Orders for big-ticket manufactured goods plunged 14.4% in March, the second-biggest decline on record. The worse-than-expected slide underscored the severity of the economic impact from the pandemic.
New orders for commercial airlines actually went negative as cancellations outpaced sales. Those orders plunged 295.7% with skies largely empty of planes. The last time so few people traveled by plane was in the pre-jet era.
The March decline was surpassed only by an 18.4% drop in August 2014. There was a 1.1% gain in February, before the government-mandated shutdowns to contain the virus had begun. Demand in a key category that serves as a proxy for business investment eked out a 0.1% gain, but that followed a 0.8% decline in February.

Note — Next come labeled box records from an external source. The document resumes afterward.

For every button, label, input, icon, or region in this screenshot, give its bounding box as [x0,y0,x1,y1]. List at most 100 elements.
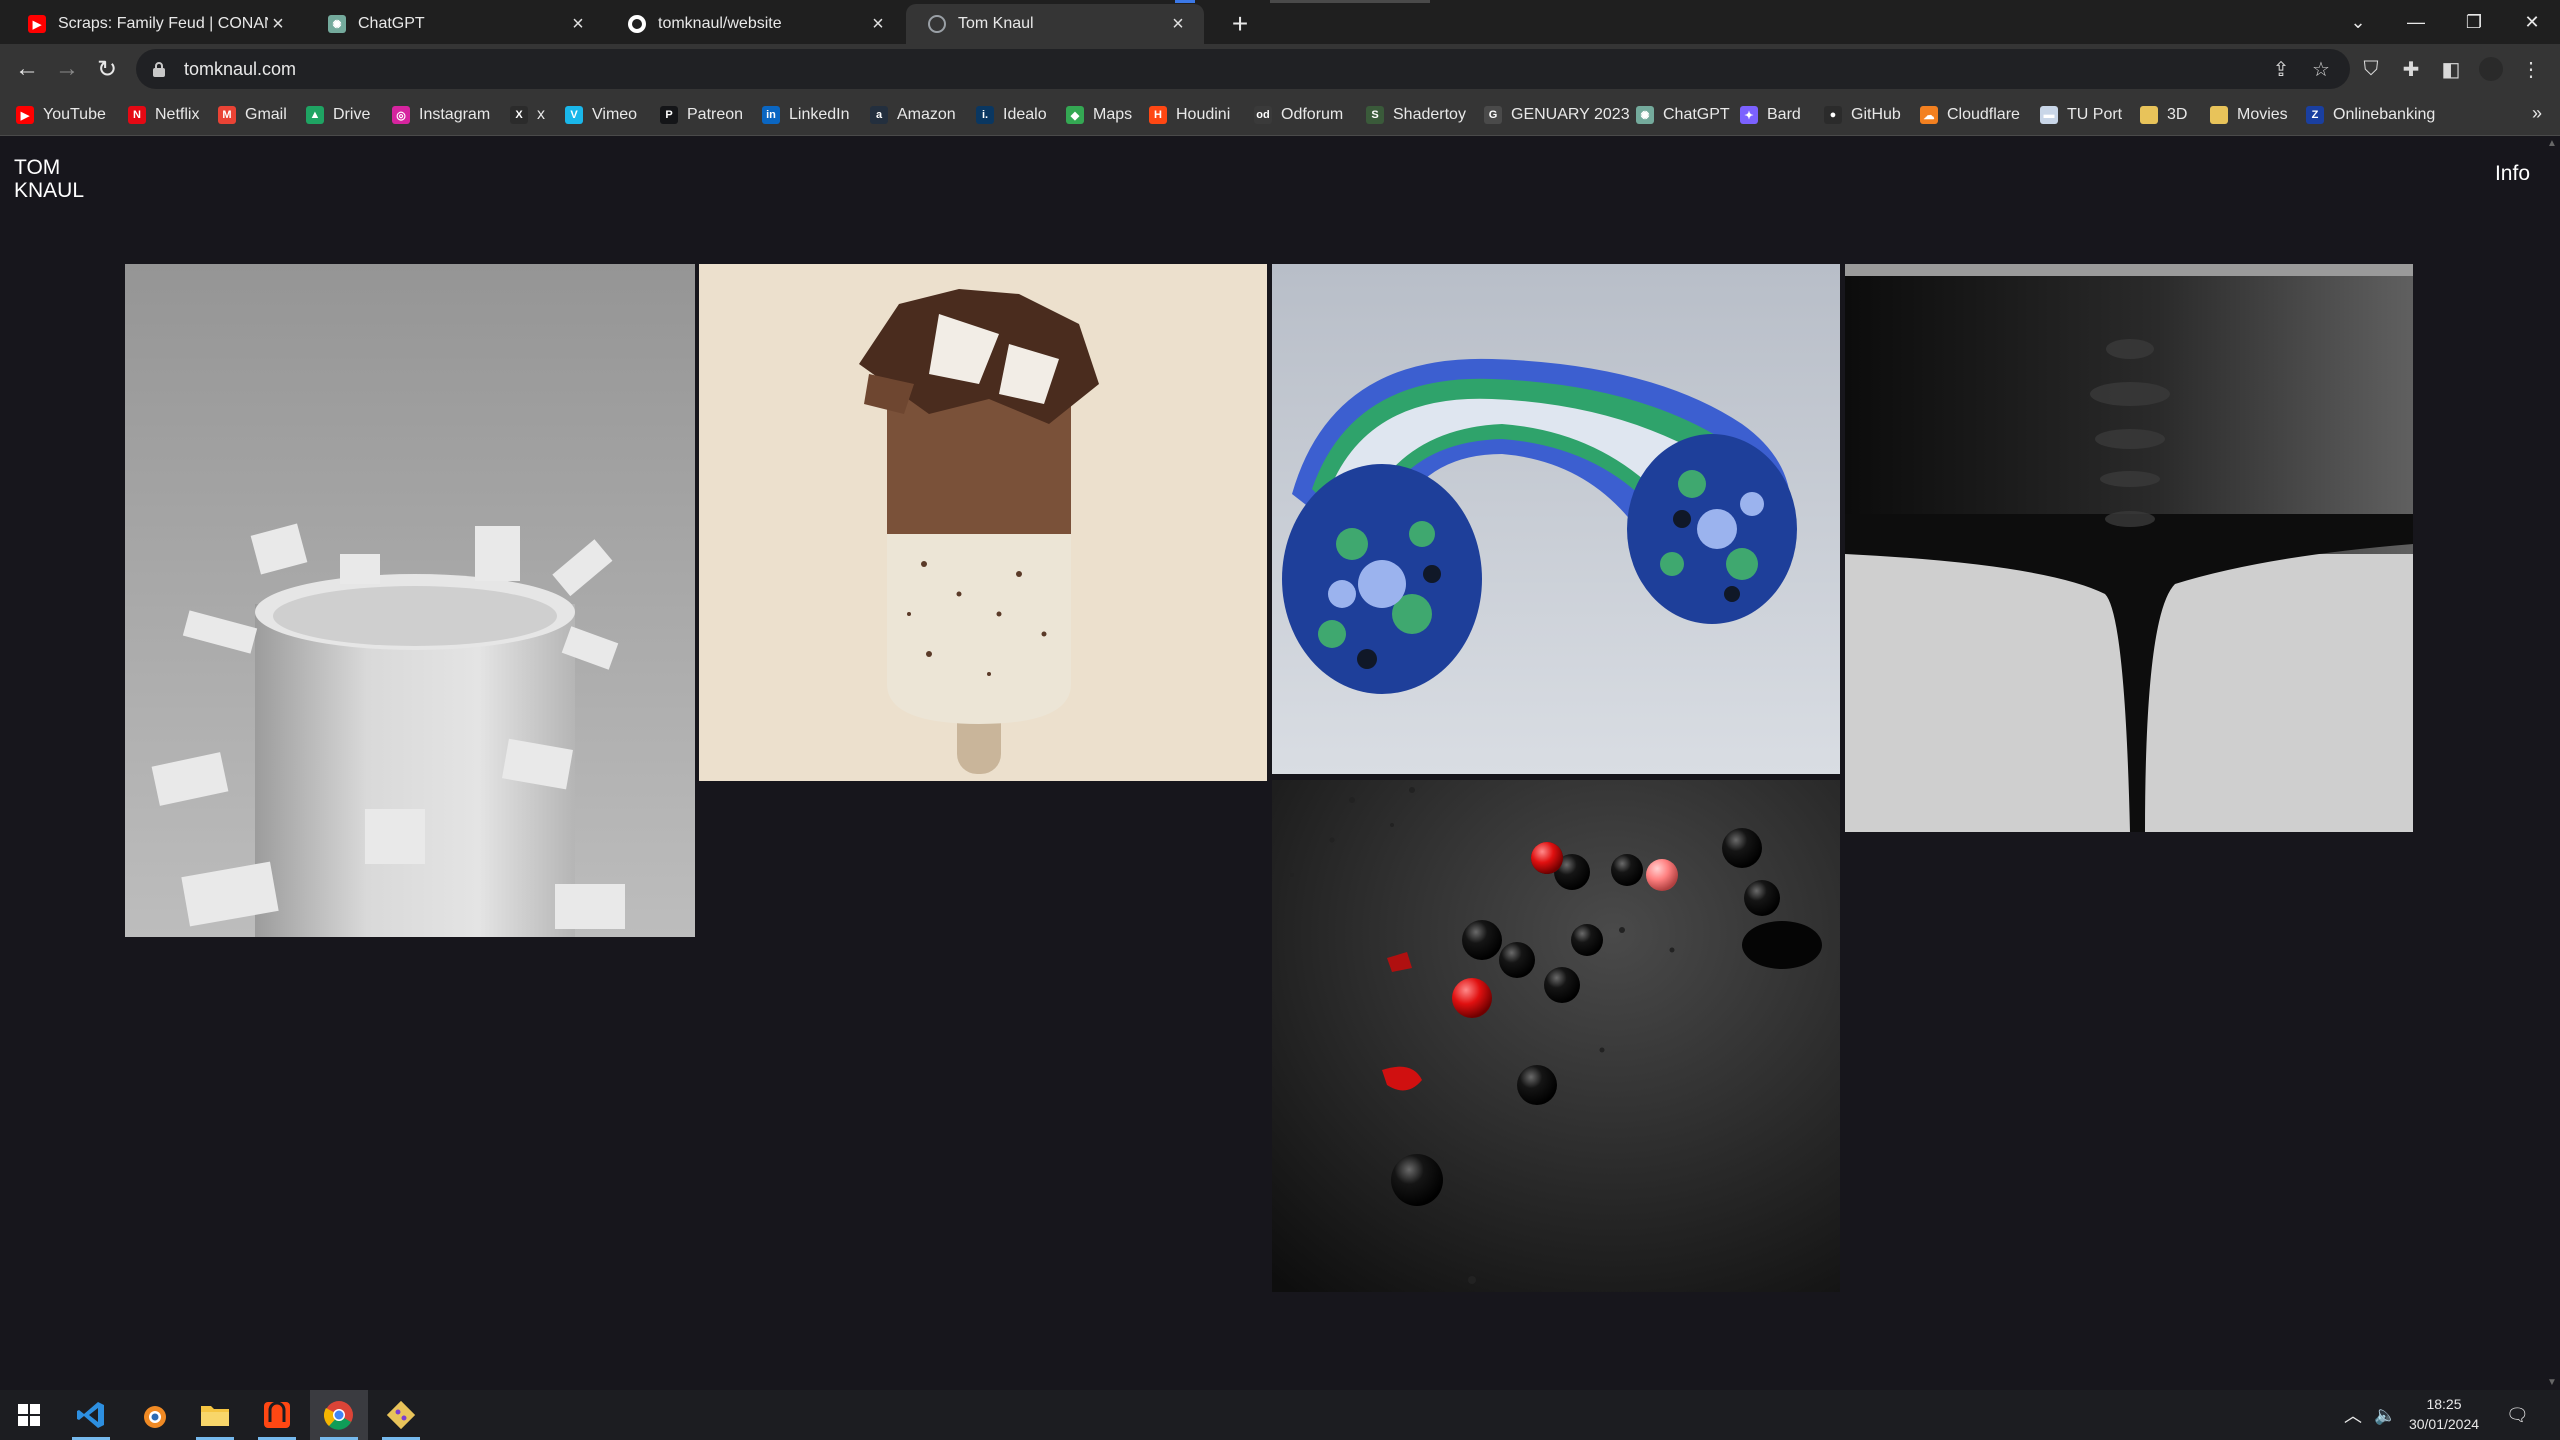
bookmark-tu-port[interactable]: ▬ TU Port [2040,103,2122,127]
forward-button[interactable]: → [50,52,84,86]
windows-start-icon[interactable] [0,1390,58,1440]
browser-toolbar: ← → ↻ tomknaul.com ⇪ ☆ ⛉ ✚ ◧ ⋮ [0,44,2560,94]
tab-loading-bar [1270,0,1430,3]
houdini-icon: H [1149,106,1167,124]
bitwarden-extension-icon[interactable]: ⛉ [2358,56,2384,82]
bookmark-label: Movies [2237,106,2288,123]
netflix-icon: N [128,106,146,124]
tray-overflow-icon[interactable]: ︿ [2344,1390,2362,1440]
site-logo[interactable]: TOM KNAUL [14,156,84,202]
bookmark-bard[interactable]: ✦ Bard [1740,103,1801,127]
extensions-icon[interactable]: ✚ [2398,56,2424,82]
bookmark-label: x [537,106,545,123]
amazon-icon: a [870,106,888,124]
reload-button[interactable]: ↻ [90,52,124,86]
bookmark-label: TU Port [2067,106,2123,123]
gallery-image-spheres[interactable] [1272,780,1840,1292]
tab-github[interactable]: tomknaul/website × [606,4,904,44]
page-scrollbar[interactable]: ▲ ▼ [2544,136,2560,1390]
tab-youtube[interactable]: ▶ Scraps: Family Feud | CONAN on × [6,4,304,44]
close-icon[interactable]: × [268,13,288,36]
close-icon[interactable]: × [1168,13,1188,36]
blender-icon[interactable] [124,1390,182,1440]
system-clock[interactable]: 18:25 30/01/2024 [2400,1394,2488,1434]
git-icon[interactable] [372,1390,430,1440]
bookmark-genuary-2023[interactable]: G GENUARY 2023 [1484,103,1630,127]
web-page: TOM KNAUL Info [0,136,2544,1390]
profile-avatar[interactable] [2478,56,2504,82]
side-panel-icon[interactable]: ◧ [2438,56,2464,82]
bookmark-label: Houdini [1176,106,1231,123]
bookmark-label: Odforum [1281,106,1344,123]
volume-icon[interactable]: 🔈 [2374,1390,2396,1440]
bookmark-label: Bard [1767,106,1801,123]
bookmark-3d[interactable]: 3D [2140,103,2187,127]
bookmark-idealo[interactable]: i. Idealo [976,103,1047,127]
minimize-button[interactable]: — [2388,0,2444,44]
menu-icon[interactable]: ⋮ [2518,56,2544,82]
bookmark-shadertoy[interactable]: S Shadertoy [1366,103,1466,127]
address-bar[interactable]: tomknaul.com [136,49,2350,89]
bookmark-label: Cloudflare [1947,106,2020,123]
bookmark-label: Patreon [687,106,744,123]
bookmark-star-icon[interactable]: ☆ [2308,56,2334,82]
bookmark-patreon[interactable]: P Patreon [660,103,743,127]
houdini-icon[interactable] [248,1390,306,1440]
tab-tom-knaul[interactable]: Tom Knaul × [906,4,1204,44]
bookmark-github[interactable]: ● GitHub [1824,103,1901,127]
globe-icon [928,15,946,33]
bookmark-netflix[interactable]: N Netflix [128,103,199,127]
bookmark-instagram[interactable]: ◎ Instagram [392,103,490,127]
bookmark-chatgpt[interactable]: ✺ ChatGPT [1636,103,1730,127]
chatgpt-icon: ✺ [328,15,346,33]
bookmark-houdini[interactable]: H Houdini [1149,103,1230,127]
notifications-icon[interactable]: 🗨 [2506,1390,2529,1440]
chatgpt-icon: ✺ [1636,106,1654,124]
back-button[interactable]: ← [10,52,44,86]
tab-strip: ▶ Scraps: Family Feud | CONAN on × ✺ Cha… [0,0,2560,44]
close-icon[interactable]: × [568,13,588,36]
bookmark-gmail[interactable]: M Gmail [218,103,287,127]
bookmark-movies[interactable]: Movies [2210,103,2288,127]
tab-title: Scraps: Family Feud | CONAN on [58,15,268,32]
tab-title: Tom Knaul [958,15,1034,32]
bookmark-label: Gmail [245,106,287,123]
gallery-image-black-liquid[interactable] [1845,264,2413,832]
bookmarks-overflow-icon[interactable]: » [2532,103,2542,124]
bookmark-drive[interactable]: ▲ Drive [306,103,370,127]
bookmark-maps[interactable]: ◆ Maps [1066,103,1132,127]
bard-icon: ✦ [1740,106,1758,124]
bookmark-linkedin[interactable]: in LinkedIn [762,103,850,127]
linkedin-icon: in [762,106,780,124]
logo-line-2: KNAUL [14,179,85,202]
bookmark-youtube[interactable]: ▶ YouTube [16,103,106,127]
bookmark-label: Vimeo [592,106,638,123]
share-icon[interactable]: ⇪ [2268,56,2294,82]
close-window-button[interactable]: ✕ [2504,0,2560,44]
bookmark-x[interactable]: Xx [510,103,545,127]
bookmark-onlinebanking[interactable]: Z Onlinebanking [2306,103,2435,127]
tab-chatgpt[interactable]: ✺ ChatGPT × [306,4,604,44]
close-icon[interactable]: × [868,13,888,36]
bookmark-label: Amazon [897,106,956,123]
restore-button[interactable]: ❐ [2446,0,2502,44]
x-icon: X [510,106,528,124]
bookmark-cloudflare[interactable]: ☁ Cloudflare [1920,103,2020,127]
bookmark-amazon[interactable]: a Amazon [870,103,956,127]
vimeo-icon: V [565,106,583,124]
file-explorer-icon[interactable] [186,1390,244,1440]
vscode-icon[interactable] [62,1390,120,1440]
bookmark-vimeo[interactable]: V Vimeo [565,103,637,127]
bookmark-odforum[interactable]: od Odforum [1254,103,1343,127]
info-link[interactable]: Info [2495,162,2530,186]
gallery-image-puzzle-cylinder[interactable] [125,264,695,937]
gallery-image-spiral-sculpture[interactable] [1272,264,1840,774]
gallery-image-ice-cream[interactable] [699,264,1267,781]
url-text: tomknaul.com [184,58,297,79]
chrome-icon[interactable] [310,1390,368,1440]
lock-icon [153,62,165,77]
odforum-icon: od [1254,106,1272,124]
logo-line-1: TOM [14,156,61,179]
new-tab-button[interactable]: + [1222,6,1258,42]
tab-search-icon[interactable]: ⌄ [2330,0,2386,44]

The report Friday from the Commerce Department showed widespread weakness, with demand for transportation products falling 41%. Demand for motor vehicles and commercial airliners both tumbled.
The dire numbers from Commerce followed a report showing that manufacturing production collapsed in March, with declines that have not been seen since the country demobilized after World War II.
And worse is on the way.
The numbers from March capture only the beginning of the lockdown in mid-March. When April manufacturing numbers are released next month, the full force of the pandemic will be on display.
“We expect the coronavirus will deal a severe blow to U.S. business spending via suppressed global and domestic demand, broken supply chains, depressed oil prices, tighter financial conditions and elevated uncertainty,” said Gregory Daco, chief economist at Oxford Economics.
“This will translate into some of the largest pullbacks in capital spending of all time,” Daco said.